The dispute as to the correct time to recite the Shema is between Rabbi Eliezer and Rabban Gamliel; and there is a halachic principle that in every dispute between Rabbi Eliezer and Rabban Gamliel, the halachah always follows Rabban Gamliel. We have been saying the Shema - declaring our faith in HaShem throughout the horrifyingly long and wearying night of exile, until - in the words of Rabban Gamliel - "until the first hint of dawn."
The dawn has already broken, and the time of morning has come to speak of HaShem's loving-kindness.

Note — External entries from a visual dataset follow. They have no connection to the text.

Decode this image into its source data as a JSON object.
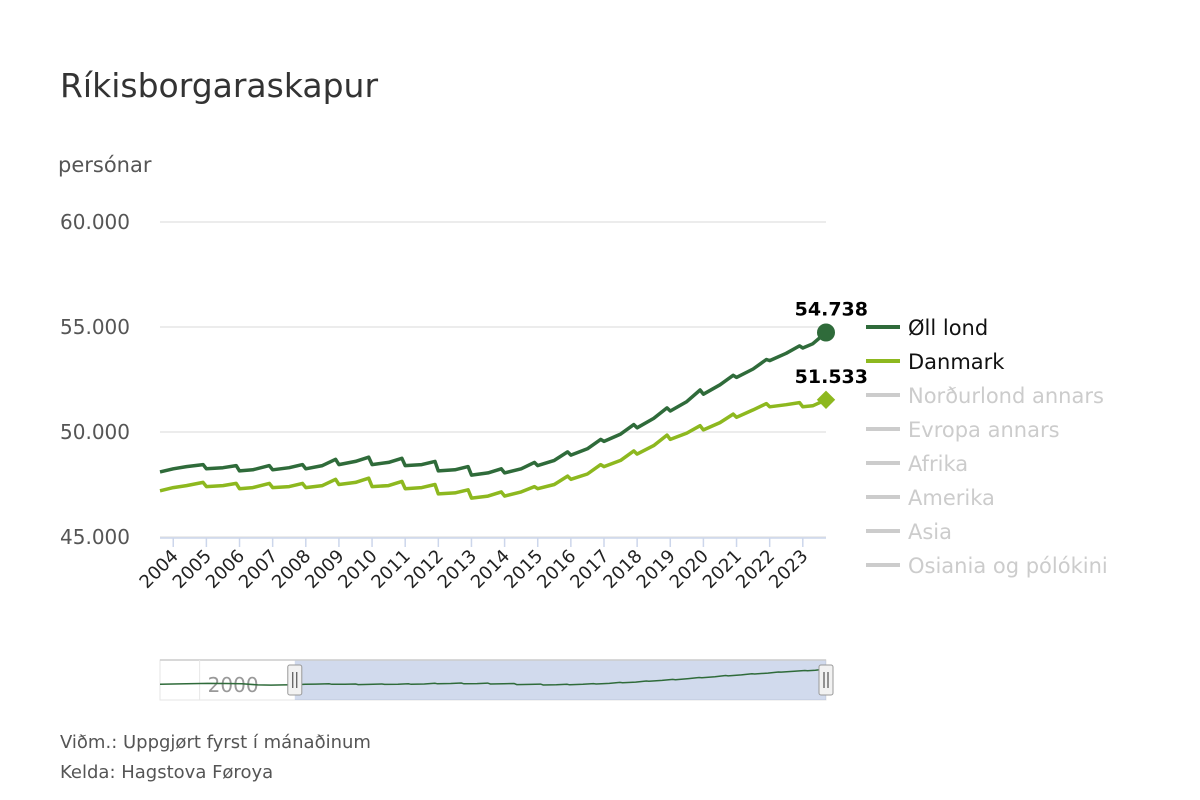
{
  "chart_data": {
    "type": "line",
    "title": "Ríkisborgaraskapur",
    "ylabel": "persónar",
    "ylim": [
      45000,
      60000
    ],
    "yticks": [
      {
        "value": 45000,
        "label": "45.000"
      },
      {
        "value": 50000,
        "label": "50.000"
      },
      {
        "value": 55000,
        "label": "55.000"
      },
      {
        "value": 60000,
        "label": "60.000"
      }
    ],
    "xlim": [
      2003.6,
      2023.7
    ],
    "xticks": [
      "2004",
      "2005",
      "2006",
      "2007",
      "2008",
      "2009",
      "2010",
      "2011",
      "2012",
      "2013",
      "2014",
      "2015",
      "2016",
      "2017",
      "2018",
      "2019",
      "2020",
      "2021",
      "2022",
      "2023"
    ],
    "series": [
      {
        "name": "Øll lond",
        "color": "#2f6b3a",
        "visible": true,
        "end_label": "54.738",
        "end_marker": "circle",
        "points": [
          [
            2003.6,
            48100
          ],
          [
            2004.0,
            48250
          ],
          [
            2004.4,
            48350
          ],
          [
            2004.9,
            48450
          ],
          [
            2005.0,
            48250
          ],
          [
            2005.5,
            48300
          ],
          [
            2005.9,
            48400
          ],
          [
            2006.0,
            48150
          ],
          [
            2006.4,
            48200
          ],
          [
            2006.9,
            48400
          ],
          [
            2007.0,
            48200
          ],
          [
            2007.5,
            48300
          ],
          [
            2007.9,
            48450
          ],
          [
            2008.0,
            48250
          ],
          [
            2008.5,
            48400
          ],
          [
            2008.9,
            48700
          ],
          [
            2009.0,
            48450
          ],
          [
            2009.5,
            48600
          ],
          [
            2009.9,
            48800
          ],
          [
            2010.0,
            48450
          ],
          [
            2010.5,
            48550
          ],
          [
            2010.9,
            48750
          ],
          [
            2011.0,
            48400
          ],
          [
            2011.5,
            48450
          ],
          [
            2011.9,
            48600
          ],
          [
            2012.0,
            48150
          ],
          [
            2012.5,
            48200
          ],
          [
            2012.9,
            48350
          ],
          [
            2013.0,
            47950
          ],
          [
            2013.5,
            48050
          ],
          [
            2013.9,
            48250
          ],
          [
            2014.0,
            48050
          ],
          [
            2014.5,
            48250
          ],
          [
            2014.9,
            48550
          ],
          [
            2015.0,
            48400
          ],
          [
            2015.5,
            48650
          ],
          [
            2015.9,
            49050
          ],
          [
            2016.0,
            48900
          ],
          [
            2016.5,
            49200
          ],
          [
            2016.9,
            49650
          ],
          [
            2017.0,
            49550
          ],
          [
            2017.5,
            49900
          ],
          [
            2017.9,
            50350
          ],
          [
            2018.0,
            50200
          ],
          [
            2018.5,
            50650
          ],
          [
            2018.9,
            51150
          ],
          [
            2019.0,
            51000
          ],
          [
            2019.5,
            51450
          ],
          [
            2019.9,
            52000
          ],
          [
            2020.0,
            51800
          ],
          [
            2020.5,
            52250
          ],
          [
            2020.9,
            52700
          ],
          [
            2021.0,
            52600
          ],
          [
            2021.5,
            53000
          ],
          [
            2021.9,
            53450
          ],
          [
            2022.0,
            53400
          ],
          [
            2022.5,
            53750
          ],
          [
            2022.9,
            54100
          ],
          [
            2023.0,
            54000
          ],
          [
            2023.3,
            54200
          ],
          [
            2023.7,
            54738
          ]
        ]
      },
      {
        "name": "Danmark",
        "color": "#8db81f",
        "visible": true,
        "end_label": "51.533",
        "end_marker": "diamond",
        "points": [
          [
            2003.6,
            47200
          ],
          [
            2004.0,
            47350
          ],
          [
            2004.4,
            47450
          ],
          [
            2004.9,
            47600
          ],
          [
            2005.0,
            47400
          ],
          [
            2005.5,
            47450
          ],
          [
            2005.9,
            47550
          ],
          [
            2006.0,
            47300
          ],
          [
            2006.4,
            47350
          ],
          [
            2006.9,
            47550
          ],
          [
            2007.0,
            47350
          ],
          [
            2007.5,
            47400
          ],
          [
            2007.9,
            47550
          ],
          [
            2008.0,
            47350
          ],
          [
            2008.5,
            47450
          ],
          [
            2008.9,
            47750
          ],
          [
            2009.0,
            47500
          ],
          [
            2009.5,
            47600
          ],
          [
            2009.9,
            47800
          ],
          [
            2010.0,
            47400
          ],
          [
            2010.5,
            47450
          ],
          [
            2010.9,
            47650
          ],
          [
            2011.0,
            47300
          ],
          [
            2011.5,
            47350
          ],
          [
            2011.9,
            47500
          ],
          [
            2012.0,
            47050
          ],
          [
            2012.5,
            47100
          ],
          [
            2012.9,
            47250
          ],
          [
            2013.0,
            46850
          ],
          [
            2013.5,
            46950
          ],
          [
            2013.9,
            47150
          ],
          [
            2014.0,
            46950
          ],
          [
            2014.5,
            47150
          ],
          [
            2014.9,
            47400
          ],
          [
            2015.0,
            47300
          ],
          [
            2015.5,
            47500
          ],
          [
            2015.9,
            47900
          ],
          [
            2016.0,
            47750
          ],
          [
            2016.5,
            48000
          ],
          [
            2016.9,
            48450
          ],
          [
            2017.0,
            48350
          ],
          [
            2017.5,
            48650
          ],
          [
            2017.9,
            49100
          ],
          [
            2018.0,
            48950
          ],
          [
            2018.5,
            49350
          ],
          [
            2018.9,
            49850
          ],
          [
            2019.0,
            49650
          ],
          [
            2019.5,
            49950
          ],
          [
            2019.9,
            50300
          ],
          [
            2020.0,
            50100
          ],
          [
            2020.5,
            50450
          ],
          [
            2020.9,
            50850
          ],
          [
            2021.0,
            50700
          ],
          [
            2021.5,
            51050
          ],
          [
            2021.9,
            51350
          ],
          [
            2022.0,
            51200
          ],
          [
            2022.5,
            51300
          ],
          [
            2022.9,
            51400
          ],
          [
            2023.0,
            51200
          ],
          [
            2023.3,
            51250
          ],
          [
            2023.7,
            51533
          ]
        ]
      },
      {
        "name": "Norðurlond annars",
        "color": "#cccccc",
        "visible": false
      },
      {
        "name": "Evropa annars",
        "color": "#cccccc",
        "visible": false
      },
      {
        "name": "Afrika",
        "color": "#cccccc",
        "visible": false
      },
      {
        "name": "Amerika",
        "color": "#cccccc",
        "visible": false
      },
      {
        "name": "Asia",
        "color": "#cccccc",
        "visible": false
      },
      {
        "name": "Osiania og pólókini",
        "color": "#cccccc",
        "visible": false
      }
    ],
    "navigator": {
      "label": "2000",
      "selected_range": [
        2003.6,
        2023.7
      ]
    },
    "legend_placement": "right",
    "grid": true
  },
  "footer": {
    "note": "Viðm.: Uppgjørt fyrst í mánaðinum",
    "source": "Kelda: Hagstova Føroya"
  }
}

The second Mishnah continues: "From what time do we read the Shema of the Morning Service? From the time that one can distinguish between techelet and white." (Berachot 1:2) "There is no Torah like the Torah of the Land of Israel" (Leviticus Rabbah 13:5; Yalkut Shimoni, Bereishit 22), because Torah learnt in the Land of Israel is the Torah of redemption; whereas, Torah learnt elsewhere is Torah of exile. 
Torah learnt elsewhere is Torah of exile.

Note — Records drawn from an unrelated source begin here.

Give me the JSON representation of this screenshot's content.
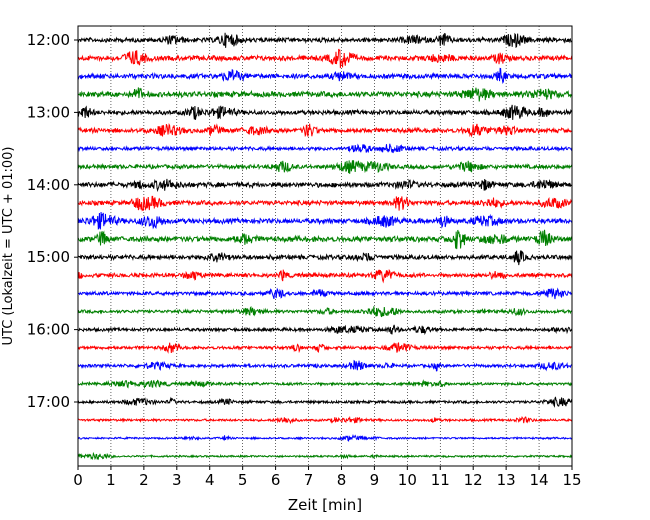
{
  "chart_data": {
    "type": "line",
    "title": "",
    "xlabel": "Zeit  [min]",
    "ylabel": "UTC (Lokalzeit = UTC + 01:00)",
    "xlim": [
      0,
      15
    ],
    "x_ticks": [
      "0",
      "1",
      "2",
      "3",
      "4",
      "5",
      "6",
      "7",
      "8",
      "9",
      "10",
      "11",
      "12",
      "13",
      "14",
      "15"
    ],
    "y_ticks": [
      "12:00",
      "13:00",
      "14:00",
      "15:00",
      "16:00",
      "17:00"
    ],
    "y_tick_row_index": [
      0,
      4,
      8,
      12,
      16,
      20
    ],
    "grid": "vertical dotted lines at each minute",
    "trace_colors": [
      "#000000",
      "#ff0000",
      "#0000ff",
      "#008000"
    ],
    "traces": [
      {
        "start": "12:00",
        "amplitude": 0.5
      },
      {
        "start": "12:15",
        "amplitude": 0.55
      },
      {
        "start": "12:30",
        "amplitude": 0.55
      },
      {
        "start": "12:45",
        "amplitude": 0.6
      },
      {
        "start": "13:00",
        "amplitude": 0.5
      },
      {
        "start": "13:15",
        "amplitude": 0.5
      },
      {
        "start": "13:30",
        "amplitude": 0.4
      },
      {
        "start": "13:45",
        "amplitude": 0.45
      },
      {
        "start": "14:00",
        "amplitude": 0.55
      },
      {
        "start": "14:15",
        "amplitude": 0.5
      },
      {
        "start": "14:30",
        "amplitude": 0.55
      },
      {
        "start": "14:45",
        "amplitude": 0.6
      },
      {
        "start": "15:00",
        "amplitude": 0.5
      },
      {
        "start": "15:15",
        "amplitude": 0.45
      },
      {
        "start": "15:30",
        "amplitude": 0.4
      },
      {
        "start": "15:45",
        "amplitude": 0.35
      },
      {
        "start": "16:00",
        "amplitude": 0.35
      },
      {
        "start": "16:15",
        "amplitude": 0.35
      },
      {
        "start": "16:30",
        "amplitude": 0.35
      },
      {
        "start": "16:45",
        "amplitude": 0.3
      },
      {
        "start": "17:00",
        "amplitude": 0.3
      },
      {
        "start": "17:15",
        "amplitude": 0.25
      },
      {
        "start": "17:30",
        "amplitude": 0.2
      },
      {
        "start": "17:45",
        "amplitude": 0.2
      }
    ]
  }
}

Torah learnt elsewhere is Torah of exile.

That is why Rabbi Zeira, when he made Aliyah from Babylon, fasted one hundred fasts to forget all the Torah he had learnt in Babylon (Ketuvot 112a, Bava Metzi'a 85a). And just as the Torah of Eretz Yisra'el is incomparably greater than the Torah of exile, so too is the Shema of redemption incomparably greater than the Shema of exile.

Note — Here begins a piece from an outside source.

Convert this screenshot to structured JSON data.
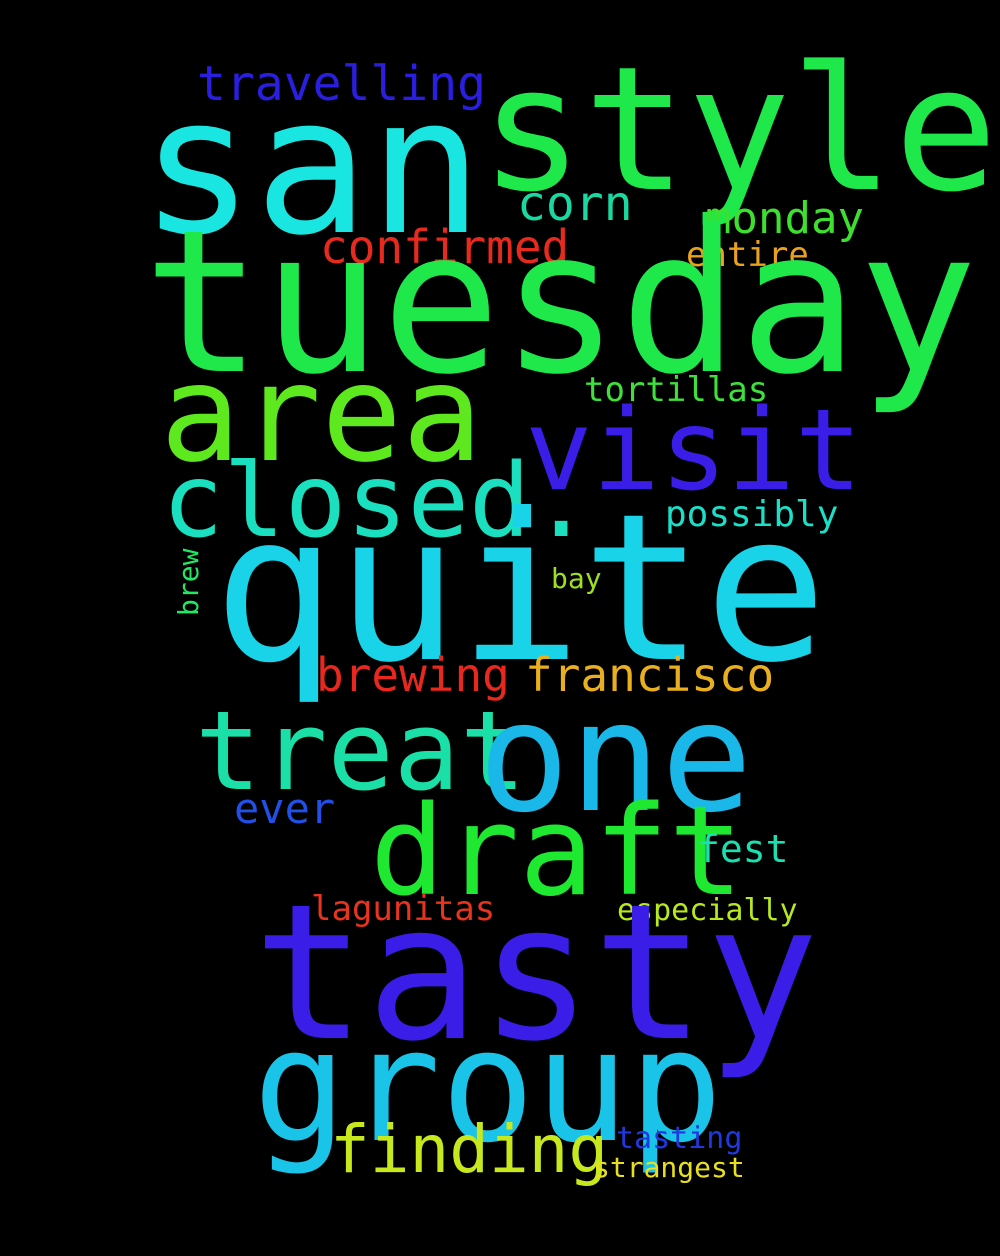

The dawn has begun to break and we are poised on the verge of reciting, after 2,000 years, the Shema of the Morning of Redemption. And the recital of the Shema is inextricably intertwined with the service of the Holy Temple: as long as it has not been rebuilt, all our service is defective. "Every generation in whose days the Holy Temple is not rebuilt is considered as though they had destroyed it." (Jerusalem Talmud, Yoma 1:1) Harsh words indeed! Why should a generation be considered as though they had destroyed the Holy Temple just because it had not been rebuilt in their days?
The Midrash explains: "What is the reason? Because they had not repented." (Yalkut Shimoni, Psalms 886). Had our generation - we personally - done true teshuva, then the Holy Temple would already have been rebuilt.
We have nurtured this faith for thousands of years, while we walked along the way in a hundred countries of exile. And now we are to speak of this faith while we are once again dwelling in our home in the Land of Israel. The time has long since come for us all do genuine teshuva, to proclaim the Shema of complete faith, to proclaim the Shema of the morning of redemption, to put the long night of exile behind us, and to allow the sunlight of Mashiach to burst forth over the rebuilt Holy Temple, from there to illuminate Zion and the whole of Israel, "in order that your days and your children's days be prolonged on the Land which HaShem swore to your fathers to give them, as the days of heaven above the earth."